PMAGs are not banned.

http://www.guns.com/2012/06/07/pentagon-army-tacom-lcmc-allows-magpul-pmags-non-usgi-magazines/

Every unit is different, however, before I became a sniper section leader I was an forever will be first an Infantryman. 
I am currently deployed to Afghanistan.
Sniper is not an MOS, 11B is.

I was simply attempting to answer sneakygroundbuzzard's question. 
My opinion remains, after 2 deployments to afghanistan as an 11B, I wouldn't trust my life with a metal magazine when the prices for PMAGs were only 12 dollars. Now, obviously, this is not the case and probably impractical for a civilian who has to ask himself why he is paying all the extra money for a plastic magazine.

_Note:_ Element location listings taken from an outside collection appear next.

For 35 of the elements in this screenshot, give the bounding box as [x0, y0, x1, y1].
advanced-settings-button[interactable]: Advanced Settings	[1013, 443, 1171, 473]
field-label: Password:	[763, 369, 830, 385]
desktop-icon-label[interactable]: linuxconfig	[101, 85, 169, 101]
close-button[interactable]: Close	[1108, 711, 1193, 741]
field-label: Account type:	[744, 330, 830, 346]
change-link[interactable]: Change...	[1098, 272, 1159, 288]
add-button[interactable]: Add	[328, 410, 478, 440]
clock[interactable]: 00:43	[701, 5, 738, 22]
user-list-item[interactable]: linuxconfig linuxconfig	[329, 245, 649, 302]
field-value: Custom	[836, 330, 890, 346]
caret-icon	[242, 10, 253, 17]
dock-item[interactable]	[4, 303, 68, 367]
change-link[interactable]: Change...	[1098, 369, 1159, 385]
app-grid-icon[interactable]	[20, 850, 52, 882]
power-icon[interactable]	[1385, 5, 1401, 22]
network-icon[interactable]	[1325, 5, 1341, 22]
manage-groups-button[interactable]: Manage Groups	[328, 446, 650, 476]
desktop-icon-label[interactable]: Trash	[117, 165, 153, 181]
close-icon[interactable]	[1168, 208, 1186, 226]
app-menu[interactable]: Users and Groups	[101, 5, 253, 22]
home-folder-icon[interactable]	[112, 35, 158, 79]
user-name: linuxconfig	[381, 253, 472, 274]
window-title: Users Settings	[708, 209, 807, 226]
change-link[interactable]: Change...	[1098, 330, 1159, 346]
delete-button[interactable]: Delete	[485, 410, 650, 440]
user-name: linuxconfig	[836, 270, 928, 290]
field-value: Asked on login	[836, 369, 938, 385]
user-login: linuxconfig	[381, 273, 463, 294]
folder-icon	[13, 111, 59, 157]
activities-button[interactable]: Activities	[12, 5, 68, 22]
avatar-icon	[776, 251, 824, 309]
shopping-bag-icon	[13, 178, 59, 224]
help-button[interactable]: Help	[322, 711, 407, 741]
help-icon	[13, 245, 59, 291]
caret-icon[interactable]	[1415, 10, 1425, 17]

As a sniper section leader I still carry an M-4 on most missions, I am no longer a trigger man, and inside the wire my role is the mentorship of the observers/spotters. Outside the wire I usually play the role of RTO for the sniper team so they can focus on observing the target area and I can focus on reporting, battle tracking, calling for fire, ect.

My unit is organized a bit hap-hazardly due to the minimum manning. Our platoons are about 18 men strong and my section is only 5 people strong. We are all 11Bs, but only a few of us have sniper schoolhouse training. I personally went to the German Sniper School and one of my observers went to the US school in Georgia. Our privates received the majority of their training on the ground out here in Afghanistan.

I would hope all the other sniper section leaders in the Army are infantrymen... I would hope.

Sorry, off-topic.

HK mags are really nice too, but heavy.


----------



## Beerman069 (Nov 20, 2012)

Pmags are banned in the Marine Corps because the new M27. Appearantly Pmags done have the tolerances if they need to use it in the weapon. I think that's garbage but hey I'm just a sergeant! Of course there has been resistance and Marines that try to fight the system by in the end we all do what we are told. It's called Discipline. Either way I've always used the steel and aluminum mags because I had a ton of them that weren't issued and used for my own AR and never had a single problem during any firefight or hunting escapade for that matter, it's all a matter of preference. Get what works for you and your gun.


----------